The Treasury report you quoted didn't make that claim. If it made the £900million claim (which it didn't, this seems to be a figure you've made up yourself) its claim would have been:-
At some point in the future our GDP will rise by £900 million more if we stay in the EU than if we left.
Which is true because by 2030, according to the treasury report the difference will be more like £2.3 billion a week on the basis of the 6% gap in GDP if we leave compared to staying. But then I never claimed that the £900 million a week came from that report. I was very clear in my earlier post as to its origin, which was taking a middle case scenario of short range hit on GDP and extrapolating to a weekly reduction in GDP if we leave compared to staying.
Links please, all you have given me is a link to a report which cites those reports.
Details of every one of the report is clearly indicated in the footnotes in the Treasury - you can simply google the title to find the report.
If we vote to leave then there will be no uncertainty. What will be uncertain is if we vote to remain by a small margin because we'll need another vote in a few years.
Oh you are a comedian - there will be massive uncertainty, starting with who will actually be in charge of any negotiation.

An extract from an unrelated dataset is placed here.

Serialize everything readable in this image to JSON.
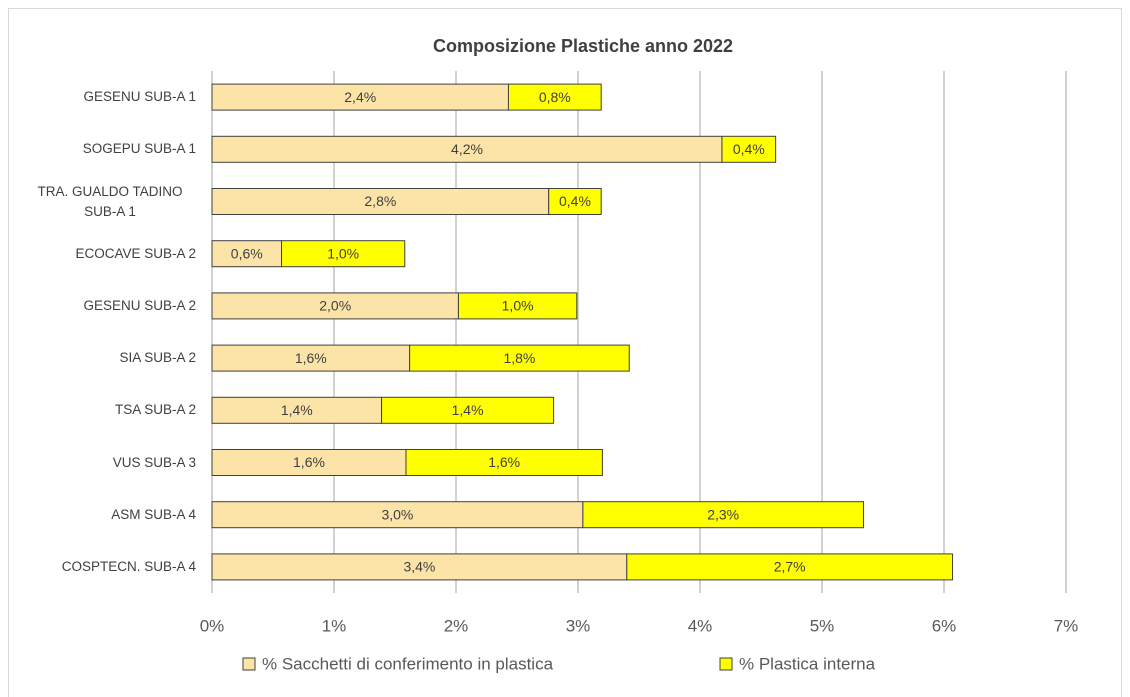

And don't forget that if you take Farage, Johnson, Gove and Redwood as leading Brexiters they totally and utterly disagree with each other on their preferred post Brexit settlement with the EU - they range from complete isolation from the single market through to being in EFTA/EEA.
And given that any deal will need ratification by 28 countries the levels of uncertainty are endless.
If we remain we know exactly what will happen on June 24th - we will carry on as normal.